Merveilleux discours, convenez-en. Ce sujet est carré en affaires. Il joue cartes on the table. A prendre ou à lécher (comme disent les Auvergnats). Et à sa voix, à son regard, à la crispation de sa mâchoire on pige qu’il ne bluffe pas.
— Que désirez-vous savoir, seigneurs ?
— De quoi tu es au courant, pour commencer.
— Facile. Tenez, je sais par exemple que les petits enfants ne naissent pas dans les choux, ainsi qu’on me l’avait raconté, je sais en outre…
Alors là je ne sais plus où j’en suis car le salingue vient de m’administrer un coup de savate vernie dans le temporal et j’ai la voie lactée au complet qui vient pique-niquer sous ma coiffe. J’aperçois quatre types au nez busqué, quatre marquis et quatre gonzesses. Parfaitement ; ils sont douze qui me cernent avec des expressions sévères. Ils deviennent tour à tour six, puis trois et je reprends la jouissance de mes moyens. Ce sont des Moyens classiques mais auxquels je tiens car j’ai eu le temps de m’y accoutumer.
— Tu as tort de faire le mariole, poulet ! assure l’artilleur. J’ai la détente très sensible et tu vas disparaître de la circulation avant d’avoir le temps de piger ce qui t’arrive.
Le marquis toussote en mettant sa main en cornet de frites devant la bouche, comme pour recueillir les produits d’une possible expectoration.
— Frantz, dit-il, je suis contre ces tergiversations. Que notre ami sache tout ou qu’il ne sache rien, importe relativement peu. Ce qu’il faut c’est qu’il disparaisse, hélas ! J’aurai beaucoup de peine à le quitter, mais la chose est devenue nécessaire.
— D’accord, fait Frantz qui est la complaisance en personne.
Et aussi bêtement que je vous l’écris, il me défouraille en plein portrait. Du moins il cherche à, car mon ange gardien qui fait partie du cortège vient de câbler en urgence au bon Dieu. Et vous savez ce qu’il fait pour moi, le bon Dieu ? Il enraye le revolver de Frantz. Je vous devine déjà plein de sarcasmes jusqu’à la gorge ! Vous vous dites que je bouscule un peu grand-père dans les bégonias, hein, avouez ? Pourtant, vous savez, ça s’enraye, un revolver. Je vais même vous faire une confidence de flic : ça ne marche pas tellement souvent. Sauf si on prend des pétards suédois, naturlich. Mais l’automatique c’est traître. Avec le fluide glacial, le poil à gratter, la cuillère fondante vous savez où vous allez. Avec l’express Paris-Rouen aussi, vous savez où vous allez. Mais avec un revolver, que non point ! Il vous joue des tours, des contours et des tours de comte. Il n’a pas l’air malin, Frantz, avec son appareil à refroidir la viande qui fait « clic » au lieu de faire « boum ». Moi, vous me connaissez ? Je ne suis pas homme à laisser s’échapper une occase pareille.
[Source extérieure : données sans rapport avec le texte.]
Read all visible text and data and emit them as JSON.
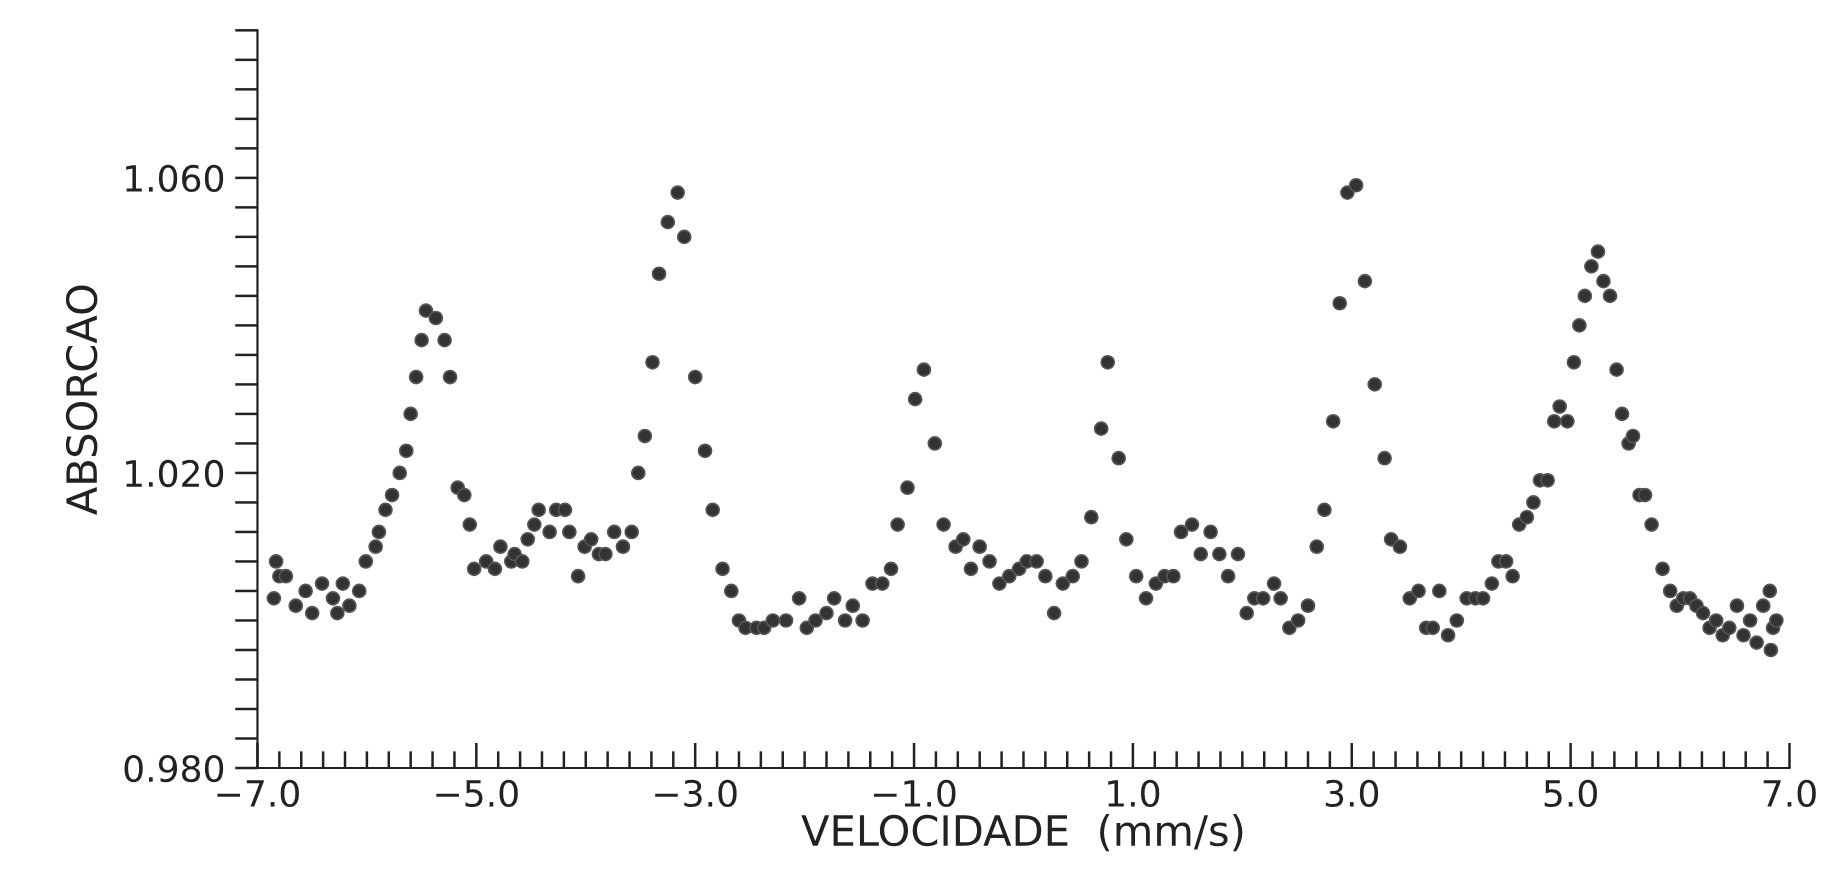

Quand la chance vient secouer sa belle chevelure sous votre nez, il ne faut pas hésiter à l’empoigner par les tifs. C’est ce que je fais. En moins de temps qu’il n’en faut à un cannibale pour manger les bas morceaux d’un eunuque, je me suis remis d’aplomb et j’y vais bille en tête. Il prend mon occiput blindé dans le placard et fait un saut de trois mètres en arrière. Ledit saut amène fâcheusement sa nuque contre le marbre de la cheminée. La violence de la trajectoire fait que l’un des deux doit céder. A titre exceptionnel, ça n’est pas le marbre qui se fend, mais la bonbonnière du gars Frantz. Sa souris hurle en constatant le désastre. Folle de rage, elle pointe mon revolver dans ma direction et appuie sur le distributeur de dragées. Mon feu à moi, c’est de l’outil professionnel. Quand il lui arrive de s’enrayer c’est parce qu’un plaisantin a fait un nœud au canon. Toute la sauce part dans la nature. La nana est plus douée pour le point de croix que pour la chasse à courre.
Enervement de sa part ? Emotion ? Maladresse ? Ces trois points ne seront jamais élucidés, surtout pas par Humberto di Tcharpinni qui se trouvait derrière moi et qui prend une bonne partie de la soudure dans le porte-écusson. Il a eut juste le temps de crier « aïe » en italien, et il s’écroule, touché à mort.
Ses aïeux s’étaient peut-être fait dessouder dans les Croisades ; lui, en tout cas, connait une mort moins glorieuse. Il avait pourtant l’habitude des trous de balles, non ? Enfin, pet à son âme…
La situation s’est drôlement éclaircie depuis pas longtemps, vous ne trouvez pas ?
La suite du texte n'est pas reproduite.